I strongly disliked the redesigned clipboard prompts in the first version of iOS 16 (a perfect example of user experience dictated by security engineers rather than designers at Apple), and I was relieved when the company improved the system with per-app clipboard settings in 16.1. Still, these clipboard prompts feel antiquated, user-hostile, and not intelligent at all. For starters, they should be consistent – like Matt suggests – with Apple’s other privacy prompts. Second, they should learn from user habits in terms of granting access or reminding people to review their apps with clipboard access.

Third, I can’t believe it’s still not possible for third-party developers to make a proper clipboard manager for iOS and iPadOS – a software category that continues to thrive on macOS. I was writing about this stuff 13 (!) years ago, and it’s wild that nothing has changed.

Permalink

Workflow Co-Founders Want to Bring AI to the Desktop

When I read earlier this year that Ari Weinstein, one of the co-founders of Workflow before it was acquired by Apple, had left the company, I had a feeling he’d team up soon enough with Conrad Kramer, another Workflow co-founder. I was right. Alex Heath, writing for The Verge, has some initial details on Software Applications Incorporated, the new venture by Weinstein, Kramer, and Kim Beverett, another Apple vet you may remember from the original Siri Shortcuts demo at WWDC 2018:

In their first interview since leaving Apple to start something new, the trio tells me that their focus is on bringing generative AI to the desktop in a way that “pushes operating systems forward.” While they don’t have a product to show off yet, they are prototyping with a variety of large language models, including OpenAI’s GPT and Meta’s Llama 2. The ultimate goal, according to Weinstein, is to recreate “the magic that you felt when you used computers in the ’80s and ’90s.”
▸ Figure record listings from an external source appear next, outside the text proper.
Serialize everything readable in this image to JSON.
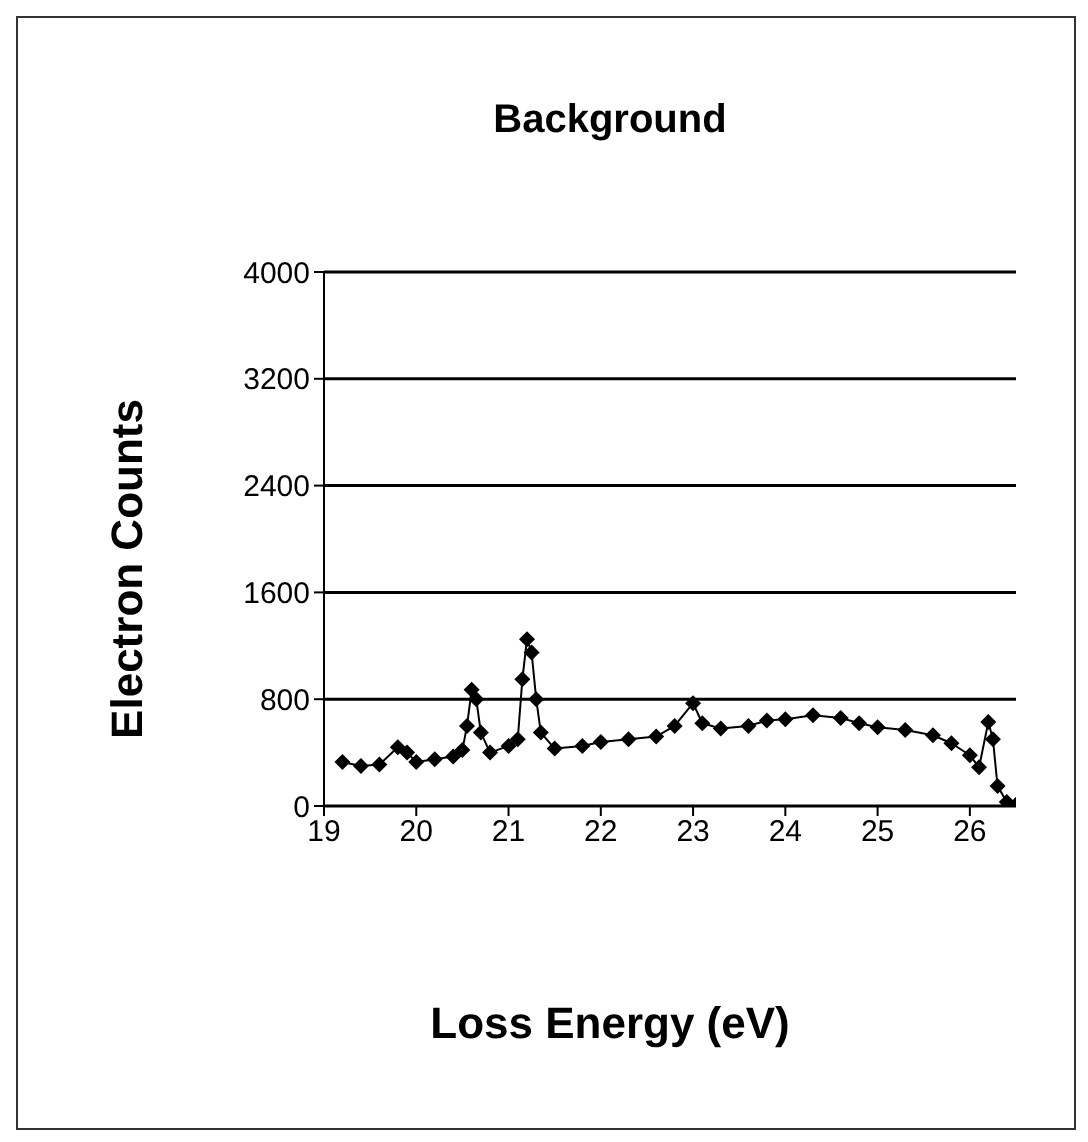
{
  "chart_data": {
    "type": "line",
    "title": "Background",
    "xlabel": "Loss Energy (eV)",
    "ylabel": "Electron Counts",
    "x": [
      19.2,
      19.4,
      19.6,
      19.8,
      19.9,
      20.0,
      20.2,
      20.4,
      20.5,
      20.55,
      20.6,
      20.65,
      20.7,
      20.8,
      21.0,
      21.1,
      21.15,
      21.2,
      21.25,
      21.3,
      21.35,
      21.5,
      21.8,
      22.0,
      22.3,
      22.6,
      22.8,
      23.0,
      23.1,
      23.3,
      23.6,
      23.8,
      24.0,
      24.3,
      24.6,
      24.8,
      25.0,
      25.3,
      25.6,
      25.8,
      26.0,
      26.1,
      26.2,
      26.25,
      26.3,
      26.4,
      26.5
    ],
    "series": [
      {
        "color": "#000000",
        "values": [
          330,
          300,
          310,
          440,
          400,
          330,
          350,
          370,
          420,
          600,
          870,
          800,
          550,
          400,
          450,
          500,
          950,
          1250,
          1150,
          800,
          550,
          430,
          450,
          480,
          500,
          520,
          600,
          770,
          620,
          580,
          600,
          640,
          650,
          680,
          660,
          620,
          590,
          570,
          530,
          470,
          380,
          290,
          630,
          500,
          150,
          30,
          10
        ]
      }
    ],
    "xlim": [
      19,
      26.5
    ],
    "xticks": [
      19,
      20,
      21,
      22,
      23,
      24,
      25,
      26
    ],
    "ylim": [
      0,
      4000
    ],
    "yticks": [
      0,
      800,
      1600,
      2400,
      3200,
      4000
    ],
    "grid": "y",
    "marker": "diamond",
    "line_style": "solid",
    "legend": false
  }
}
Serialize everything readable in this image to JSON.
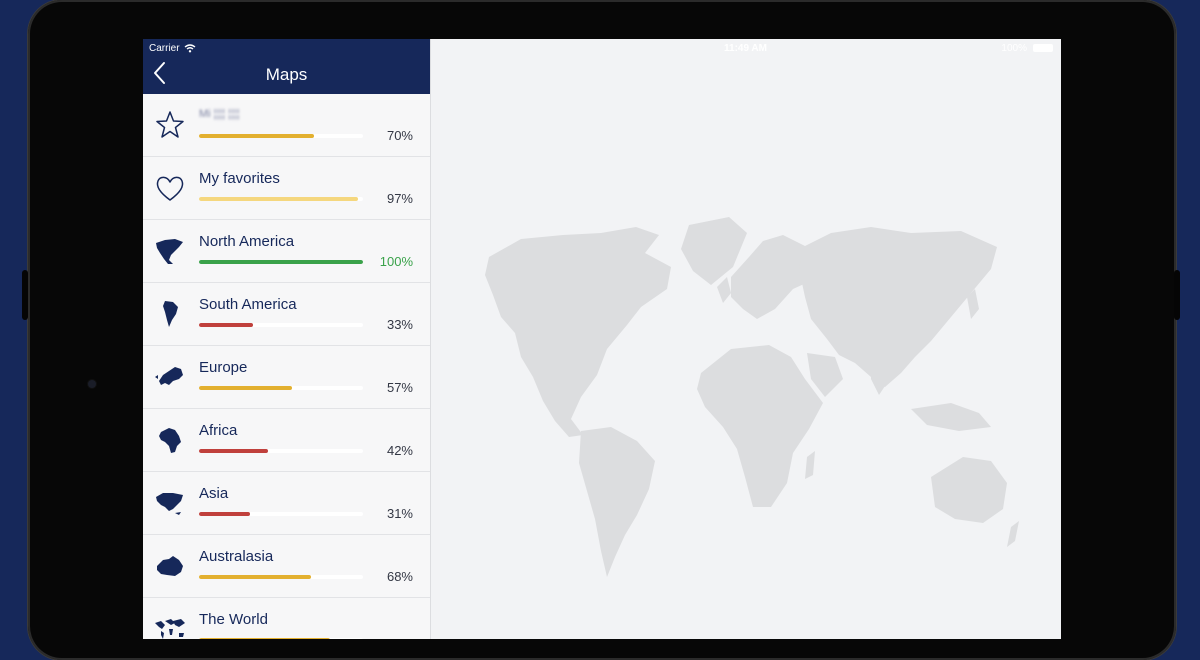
{
  "statusbar": {
    "carrier": "Carrier",
    "time": "11:49 AM",
    "battery": "100%"
  },
  "navbar": {
    "title": "Maps"
  },
  "list": [
    {
      "label": "Mi ¦¦¦¦ ¦¦¦¦",
      "progress": 0.7,
      "percent": "70%",
      "color": "#e3b02f",
      "icon": "star-icon",
      "blurred": true
    },
    {
      "label": "My favorites",
      "progress": 0.97,
      "percent": "97%",
      "color": "#f5d77e",
      "icon": "heart-icon"
    },
    {
      "label": "North America",
      "progress": 1.0,
      "percent": "100%",
      "color": "#3aa24a",
      "icon": "north-america-icon",
      "percent_color": "#3aa24a"
    },
    {
      "label": "South America",
      "progress": 0.33,
      "percent": "33%",
      "color": "#c0403c",
      "icon": "south-america-icon"
    },
    {
      "label": "Europe",
      "progress": 0.57,
      "percent": "57%",
      "color": "#e3b02f",
      "icon": "europe-icon"
    },
    {
      "label": "Africa",
      "progress": 0.42,
      "percent": "42%",
      "color": "#c0403c",
      "icon": "africa-icon"
    },
    {
      "label": "Asia",
      "progress": 0.31,
      "percent": "31%",
      "color": "#c0403c",
      "icon": "asia-icon"
    },
    {
      "label": "Australasia",
      "progress": 0.68,
      "percent": "68%",
      "color": "#e3b02f",
      "icon": "australia-icon"
    },
    {
      "label": "The World",
      "progress": 0.8,
      "percent": "",
      "color": "#e3b02f",
      "icon": "world-icon"
    }
  ],
  "colors": {
    "navbar": "#16285a",
    "text": "#16285a",
    "map_land": "#dcdddf",
    "background": "#16285a"
  }
}
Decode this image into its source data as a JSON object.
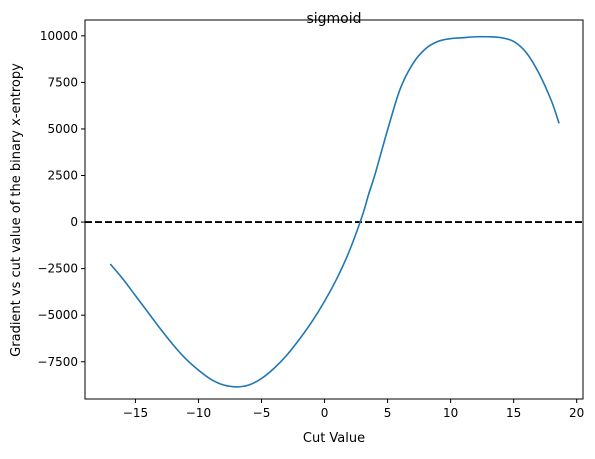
{
  "chart_data": {
    "type": "line",
    "title": "sigmoid",
    "xlabel": "Cut Value",
    "ylabel": "Gradient vs cut value of the binary x-entropy",
    "xlim": [
      -19,
      20.5
    ],
    "ylim": [
      -9500,
      10850
    ],
    "xticks": [
      -15,
      -10,
      -5,
      0,
      5,
      10,
      15,
      20
    ],
    "xtick_labels": [
      "−15",
      "−10",
      "−5",
      "0",
      "5",
      "10",
      "15",
      "20"
    ],
    "yticks": [
      -7500,
      -5000,
      -2500,
      0,
      2500,
      5000,
      7500,
      10000
    ],
    "ytick_labels": [
      "−7500",
      "−5000",
      "−2500",
      "0",
      "2500",
      "5000",
      "7500",
      "10000"
    ],
    "grid": false,
    "series": [
      {
        "color": "#1f77b4",
        "x": [
          -17.0,
          -16.0,
          -15.0,
          -14.0,
          -13.0,
          -12.0,
          -11.0,
          -10.0,
          -9.0,
          -8.0,
          -7.0,
          -6.0,
          -5.0,
          -4.0,
          -3.0,
          -2.0,
          -1.0,
          0.0,
          1.0,
          2.0,
          3.0,
          3.5,
          4.0,
          5.0,
          6.0,
          7.0,
          8.0,
          9.0,
          10.0,
          11.0,
          12.0,
          13.0,
          14.0,
          15.0,
          16.0,
          17.0,
          18.0,
          18.6
        ],
        "y": [
          -2250,
          -3050,
          -3950,
          -4850,
          -5750,
          -6600,
          -7350,
          -7950,
          -8450,
          -8750,
          -8850,
          -8750,
          -8400,
          -7850,
          -7150,
          -6300,
          -5350,
          -4250,
          -3000,
          -1500,
          350,
          1500,
          2550,
          4950,
          7150,
          8500,
          9300,
          9700,
          9850,
          9900,
          9950,
          9950,
          9900,
          9700,
          9100,
          8000,
          6500,
          5300
        ]
      }
    ],
    "reference_lines": [
      {
        "axis": "y",
        "value": 0,
        "style": "dashed",
        "color": "#000000"
      }
    ]
  }
}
“If you turned on an Apple II or an Atari, you’d get this basic console where you could type in basic code as a user and program the computer to do whatever you wanted,” he explains. “Nowadays, it’s sort of the exact opposite. Everybody spends time in very optimized operating systems with pieces of software that are designed to be extremely easy to use but are not flexible.”
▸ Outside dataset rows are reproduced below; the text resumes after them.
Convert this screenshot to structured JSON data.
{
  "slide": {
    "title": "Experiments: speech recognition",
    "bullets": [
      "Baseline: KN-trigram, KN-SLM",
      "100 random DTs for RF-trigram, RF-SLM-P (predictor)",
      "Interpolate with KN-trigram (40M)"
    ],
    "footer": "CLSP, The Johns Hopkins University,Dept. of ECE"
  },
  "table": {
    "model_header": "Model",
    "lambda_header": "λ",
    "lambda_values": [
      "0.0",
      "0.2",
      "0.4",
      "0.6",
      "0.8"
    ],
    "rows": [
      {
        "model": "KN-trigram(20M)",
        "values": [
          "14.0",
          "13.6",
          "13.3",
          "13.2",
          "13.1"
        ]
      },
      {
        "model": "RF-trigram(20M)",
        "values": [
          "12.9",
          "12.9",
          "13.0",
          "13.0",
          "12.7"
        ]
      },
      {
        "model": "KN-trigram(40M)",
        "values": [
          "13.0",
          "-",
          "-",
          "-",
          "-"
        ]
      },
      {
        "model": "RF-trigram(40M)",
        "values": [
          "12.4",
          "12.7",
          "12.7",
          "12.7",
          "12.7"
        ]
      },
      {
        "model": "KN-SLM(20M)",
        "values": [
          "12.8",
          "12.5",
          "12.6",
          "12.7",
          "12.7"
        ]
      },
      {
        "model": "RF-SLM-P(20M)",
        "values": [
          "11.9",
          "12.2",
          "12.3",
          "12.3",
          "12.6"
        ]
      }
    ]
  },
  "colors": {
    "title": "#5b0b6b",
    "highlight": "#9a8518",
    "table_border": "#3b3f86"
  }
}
An example he gives: “Sometimes you’ve got a browser window open with a schedule on it, and you just want to say, ‘add this to my calendar,’ and somehow, there’s no way to do that… We think that language models and AI give us the ingredients to make a new kind of software that can unlock this fundamental power of computing and make everyday people able to use computers to actually solve their problems.”

They don’t have a product to show yet, but I’ll say this: if there’s anyone out there who can figure out how to turn generative AI into something more than a text prompt or writing assistant for Word and Notion – something that can be truly integrated with your computer, your data, and, well, your workflow, it’s this trio. I absolutely can’t wait to learn more about what they’re working on.

Also worth noting: the company’s website (great domain, too) is a delightfully retro, emulated browser version of Mac OS 8.